DJLServing has WorkLoadManager, which is responsible for managing the workload of the worker thread. It manages the thread pools and job queues, and scales up or down the required amount of worker threads per ML model. It has auto scaling, which adds an inference job to the job queue of the next free worker and scales up the worker thread pool for that specific model if necessary. The scaling is primarily based on the job queue depth of the model, the batch size, and the current number of worker threads in the pool. The job_queue_size controls the number of inference jobs that can be queued up at any point in time. By default, it is set to 100. If you have higher concurrency needs per model serving instance, you can increase the job_queue_size, thread pool size, and minimum or maximum thread workers for a particular model by setting the properties in serving.properties, as shown in the following example code:

serving.properties
# use minWorkers/maxWorkers for all devices
gpu.minWorkers=2
gpu.maxWorkers=3
cpu.minWorkers=2
cpu.maxWorkers=4

As of this writing, you can’t configure job_queue_size in serving.properties. The default value job_queue_size is controlled by an environment variable, and you can only configure the per-model setting with the registerModel API.

Many practitioners tend to run inference sequentially when the server is invoked with multiple independent requests. Although easier to set up, it’s usually not the best practice to utilize GPU’s compute power. To address this, DJLServing offers the built-in optimizations of dynamic batching to combine these independent inference requests on the server side to form a larger batch dynamically to increase throughput.

All the requests reach the dynamic batcher first before entering the actual job queues to wait for inference. You can set your preferred batch sizes for dynamic batching using the batch_size settings in serving.properties. You can also configure max_batch_delay to specify the maximum delay time in the batcher to wait for other requests to join the batch based on your latency requirements.
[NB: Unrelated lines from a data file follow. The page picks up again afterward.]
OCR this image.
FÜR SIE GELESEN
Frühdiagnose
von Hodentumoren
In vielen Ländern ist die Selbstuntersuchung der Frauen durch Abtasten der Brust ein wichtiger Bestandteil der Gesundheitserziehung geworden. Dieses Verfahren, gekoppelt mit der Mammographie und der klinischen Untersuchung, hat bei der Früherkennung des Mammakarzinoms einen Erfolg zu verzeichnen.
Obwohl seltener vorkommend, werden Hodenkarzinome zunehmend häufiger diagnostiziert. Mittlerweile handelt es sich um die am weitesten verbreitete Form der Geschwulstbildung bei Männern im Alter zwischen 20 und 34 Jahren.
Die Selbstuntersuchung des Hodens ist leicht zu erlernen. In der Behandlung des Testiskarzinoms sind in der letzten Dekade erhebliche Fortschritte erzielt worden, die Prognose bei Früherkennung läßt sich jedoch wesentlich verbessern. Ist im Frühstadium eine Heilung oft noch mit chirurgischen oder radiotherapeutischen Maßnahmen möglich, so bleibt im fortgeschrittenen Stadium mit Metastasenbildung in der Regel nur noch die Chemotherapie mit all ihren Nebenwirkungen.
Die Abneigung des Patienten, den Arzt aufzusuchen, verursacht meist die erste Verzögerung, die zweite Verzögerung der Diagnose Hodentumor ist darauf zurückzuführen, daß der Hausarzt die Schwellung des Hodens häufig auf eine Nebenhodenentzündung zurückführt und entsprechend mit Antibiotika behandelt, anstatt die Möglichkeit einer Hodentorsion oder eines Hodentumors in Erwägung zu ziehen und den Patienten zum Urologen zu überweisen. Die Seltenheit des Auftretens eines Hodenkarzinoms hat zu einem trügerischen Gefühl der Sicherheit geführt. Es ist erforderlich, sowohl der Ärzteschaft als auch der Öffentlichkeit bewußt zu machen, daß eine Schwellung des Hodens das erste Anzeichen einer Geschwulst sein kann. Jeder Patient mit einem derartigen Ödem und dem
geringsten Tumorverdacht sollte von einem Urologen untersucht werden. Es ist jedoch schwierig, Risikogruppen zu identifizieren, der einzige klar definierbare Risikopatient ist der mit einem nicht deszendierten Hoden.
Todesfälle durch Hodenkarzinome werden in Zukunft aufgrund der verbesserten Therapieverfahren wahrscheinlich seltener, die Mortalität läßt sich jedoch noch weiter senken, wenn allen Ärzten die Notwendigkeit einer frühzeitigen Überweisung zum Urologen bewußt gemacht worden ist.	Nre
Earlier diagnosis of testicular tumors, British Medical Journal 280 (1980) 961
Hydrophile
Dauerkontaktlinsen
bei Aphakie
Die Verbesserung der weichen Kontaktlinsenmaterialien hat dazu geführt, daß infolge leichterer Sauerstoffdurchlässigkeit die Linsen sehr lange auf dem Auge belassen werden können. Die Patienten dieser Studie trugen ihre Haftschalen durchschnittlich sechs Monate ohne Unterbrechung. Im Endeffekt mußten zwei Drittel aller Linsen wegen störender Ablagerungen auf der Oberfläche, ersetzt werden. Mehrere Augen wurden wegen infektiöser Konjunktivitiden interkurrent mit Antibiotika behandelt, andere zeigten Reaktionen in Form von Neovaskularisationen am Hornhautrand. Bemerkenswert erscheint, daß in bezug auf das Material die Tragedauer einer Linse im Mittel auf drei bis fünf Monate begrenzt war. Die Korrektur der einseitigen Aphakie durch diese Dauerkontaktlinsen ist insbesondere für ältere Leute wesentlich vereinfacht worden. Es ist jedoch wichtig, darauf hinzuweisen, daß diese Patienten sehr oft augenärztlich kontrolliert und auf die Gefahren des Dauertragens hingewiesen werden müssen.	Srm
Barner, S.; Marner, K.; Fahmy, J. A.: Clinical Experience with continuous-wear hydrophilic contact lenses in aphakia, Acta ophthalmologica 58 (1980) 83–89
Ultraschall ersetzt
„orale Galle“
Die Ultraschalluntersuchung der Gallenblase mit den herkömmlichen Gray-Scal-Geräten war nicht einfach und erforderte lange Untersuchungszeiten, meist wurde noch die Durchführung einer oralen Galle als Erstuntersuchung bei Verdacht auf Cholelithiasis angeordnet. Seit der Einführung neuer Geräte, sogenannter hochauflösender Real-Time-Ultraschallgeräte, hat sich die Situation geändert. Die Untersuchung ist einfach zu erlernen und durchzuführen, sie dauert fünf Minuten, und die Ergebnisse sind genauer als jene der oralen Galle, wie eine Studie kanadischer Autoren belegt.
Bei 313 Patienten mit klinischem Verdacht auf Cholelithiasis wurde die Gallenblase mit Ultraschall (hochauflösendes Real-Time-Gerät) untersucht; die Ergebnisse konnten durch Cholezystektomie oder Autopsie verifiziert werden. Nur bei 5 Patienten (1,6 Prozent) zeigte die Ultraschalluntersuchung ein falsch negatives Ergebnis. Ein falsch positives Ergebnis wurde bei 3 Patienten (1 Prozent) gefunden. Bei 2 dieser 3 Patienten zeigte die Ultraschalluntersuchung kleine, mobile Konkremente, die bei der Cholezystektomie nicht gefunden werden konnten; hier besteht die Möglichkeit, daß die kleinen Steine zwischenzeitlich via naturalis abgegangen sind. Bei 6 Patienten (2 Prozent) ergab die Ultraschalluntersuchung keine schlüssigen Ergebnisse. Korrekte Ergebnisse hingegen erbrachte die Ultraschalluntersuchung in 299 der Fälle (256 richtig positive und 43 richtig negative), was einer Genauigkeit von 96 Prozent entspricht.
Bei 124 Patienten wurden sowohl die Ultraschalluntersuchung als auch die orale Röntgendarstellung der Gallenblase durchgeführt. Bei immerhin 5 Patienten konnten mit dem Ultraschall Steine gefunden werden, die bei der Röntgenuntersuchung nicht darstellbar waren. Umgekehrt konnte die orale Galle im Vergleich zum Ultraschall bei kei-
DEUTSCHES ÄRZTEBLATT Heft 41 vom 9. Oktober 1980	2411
You can fine-tune the following parameters to increase the throughput per model:

• batch_size – The inference batch size. The default value is 1.
• max_batch_delay – The maximum delay for batch aggregation. The default value is 100 milliseconds.
• max_idle_time – The maximum idle time before the worker thread is scaled down.
• min_worker – The minimum number of worker processes. For the DJL’s DeepSpeed engine, min_worker is set to number of GPUs/TENSOR_PARALLEL_DEGREE.
• max_worker – The maximum number of worker processes. For the DJL’s DeepSpeed engine, max_worker is set to mumber of GPUs/TENSOR_PARALLEL_DEGREE.

### Tune degree of tensor parallelism

For large model support that doesn’t fit in the single accelerator device memory, the number of Python processes are determined by the total number of accelerator devices on the host. The tensor_parallel_degree is created for slicing the model and distribute to multiple accelerator devices. In this case, even if a model is too large to host on a single accelerator, it can still be handled by DJLServing and can run on multiple accelerator devices by partitioning the model. Internally, DJLServing creates multiple MPI processes (equal to tensor_parallel_degree) to manage the slice of each model on each accelerator device.

You can set the number of partitions for your model by setting the TENSOR_PARALLEL_DEGREE environment variable. Please note this configuration is a global setting and applies to all the models on the host. If the TENSOR_PARALLEL_DEGREE is less than the total number of accelerator devices (GPUs), DJLServing launches multiple Python process groups equivalent to the total number of GPUs/TENSOR_PARALLEL_DEGREE. Each Python process group consists of Python processes equivalent to TENSOR_PARALLEL_DEGREE. Each Python process group holds the full copy of the model.

## Summary

In this post, we showcased the newly launched SageMaker capability to allow you to configure inference instance EBS volumes, model downloading timeout, and container startup timeout. We demonstrated this new capability in an example of deploying a large model in SageMaker. We also covered options available to tune the performance of the DJL. For more details about SageMaker and the new capability launched, refer to [!Link] and [!Link].